Even in this tiny cabin in the middle of the ship with no window I can feel that we are floating. As if through water I can hear the ship's own sounds coming up through the floors and walls like a clanking and groaning whalesong.
From Harwich the ship turned massively past those docks that jut out from the edge of the world - past the great, bright cranes and their thousands and thousands of containers from China - and out along the long string of winking buoys leading finally into the moonless black.
Over the railing and down below the water fizzed turquoise in the glare from the ship's windows. Leaning out, it's impossible not to ponder that it would only take one slip and they'd never find you out there. Behind and already a long time ago, clustered dots of light - English homes and streets - hung as signs of life in the middle of the night, domed with orangey wisps of cloud. Eventually there would be more up ahead, just the same of course but feeling foreign.
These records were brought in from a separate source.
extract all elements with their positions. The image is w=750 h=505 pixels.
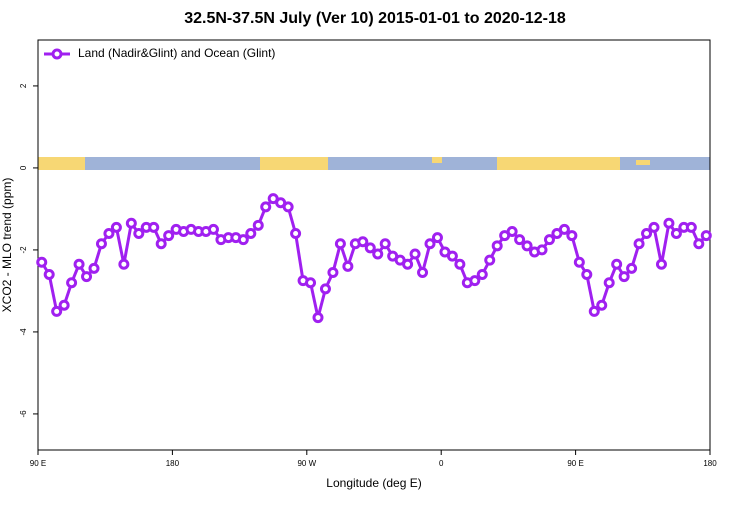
land-ocean-strip	[38, 157, 710, 170]
data-point	[618, 271, 630, 283]
data-point	[588, 305, 600, 317]
data-point	[431, 232, 443, 244]
data-point	[409, 248, 421, 260]
data-point	[514, 234, 526, 246]
data-point	[237, 234, 249, 246]
data-point	[319, 283, 331, 295]
data-point	[685, 221, 697, 233]
data-point	[700, 230, 712, 242]
y-tick-label: -6	[19, 410, 28, 418]
data-point	[469, 275, 481, 287]
data-point	[364, 242, 376, 254]
data-point	[327, 266, 339, 278]
data-point	[163, 230, 175, 242]
data-point	[379, 238, 391, 250]
data-point	[103, 228, 115, 240]
plot-frame	[37, 39, 711, 451]
data-point	[626, 262, 638, 274]
legend-label: Land (Nadir&Glint) and Ocean (Glint)	[78, 46, 275, 60]
data-point	[282, 201, 294, 213]
y-axis-label: XCO2 - MLO trend (ppm)	[0, 178, 14, 313]
data-point	[611, 258, 623, 270]
data-point	[566, 230, 578, 242]
data-point	[446, 250, 458, 262]
data-point	[648, 221, 660, 233]
data-point	[476, 269, 488, 281]
data-point	[245, 228, 257, 240]
data-point	[372, 248, 384, 260]
x-tick-label: 180	[703, 459, 717, 468]
data-point	[536, 244, 548, 256]
y-tick-label: 2	[19, 83, 28, 88]
data-point	[663, 217, 675, 229]
data-point	[155, 238, 167, 250]
data-point	[506, 225, 518, 237]
data-point	[402, 258, 414, 270]
x-tick-label: 90 E	[567, 459, 583, 468]
data-point	[655, 258, 667, 270]
x-axis-label: Longitude (deg E)	[326, 476, 421, 490]
data-point	[260, 201, 272, 213]
data-point	[88, 262, 100, 274]
data-point	[334, 238, 346, 250]
data-point	[207, 223, 219, 235]
data-point	[36, 256, 48, 268]
data-point	[252, 219, 264, 231]
x-tick-label: 180	[166, 459, 180, 468]
x-tick-label: 0	[439, 459, 444, 468]
data-point	[603, 277, 615, 289]
data-point	[424, 238, 436, 250]
data-point	[342, 260, 354, 272]
data-point	[73, 258, 85, 270]
data-point	[110, 221, 122, 233]
data-point	[573, 256, 585, 268]
data-point	[484, 254, 496, 266]
y-tick-label: 0	[19, 165, 28, 170]
x-tick-label: 90 E	[30, 459, 46, 468]
data-point	[417, 266, 429, 278]
data-point	[51, 305, 63, 317]
data-point	[558, 223, 570, 235]
data-point	[357, 236, 369, 248]
data-point	[43, 269, 55, 281]
x-tick-label: 90 W	[297, 459, 316, 468]
legend-marker	[51, 48, 63, 60]
data-point	[66, 277, 78, 289]
data-point	[95, 238, 107, 250]
data-point	[670, 228, 682, 240]
data-point	[454, 258, 466, 270]
data-point	[581, 269, 593, 281]
data-point	[125, 217, 137, 229]
data-point	[148, 221, 160, 233]
data-point	[543, 234, 555, 246]
data-point	[133, 228, 145, 240]
data-point	[290, 228, 302, 240]
data-point	[633, 238, 645, 250]
data-point	[81, 271, 93, 283]
chart-title: 32.5N-37.5N July (Ver 10) 2015-01-01 to …	[184, 10, 566, 27]
data-point	[596, 299, 608, 311]
data-point	[305, 277, 317, 289]
data-point	[521, 240, 533, 252]
data-point	[118, 258, 130, 270]
data-point	[491, 240, 503, 252]
data-point	[312, 312, 324, 324]
data-point	[641, 228, 653, 240]
y-tick-label: -2	[19, 246, 28, 254]
y-tick-label: -4	[19, 328, 28, 336]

Going back inside, the fake leather chairs, flashing fruit machines, sweating salmon and cheese platters and bolted-down tables: for some reason this clutter reminded me of The Poseidon Adventure with Michael Caine, and I wondered how it would look if you watched it upside down. I escaped.
Back to the cabin, then, where I can hear the engines rumbling dirtily somewhere passengers aren't allowed to go: in a great room of steel and oil, maybe, lit by naked bulbs in metal cages. All this welded metal is just a brave speck in the dark; every now and then everything shudders as if the sea doesn't want us here.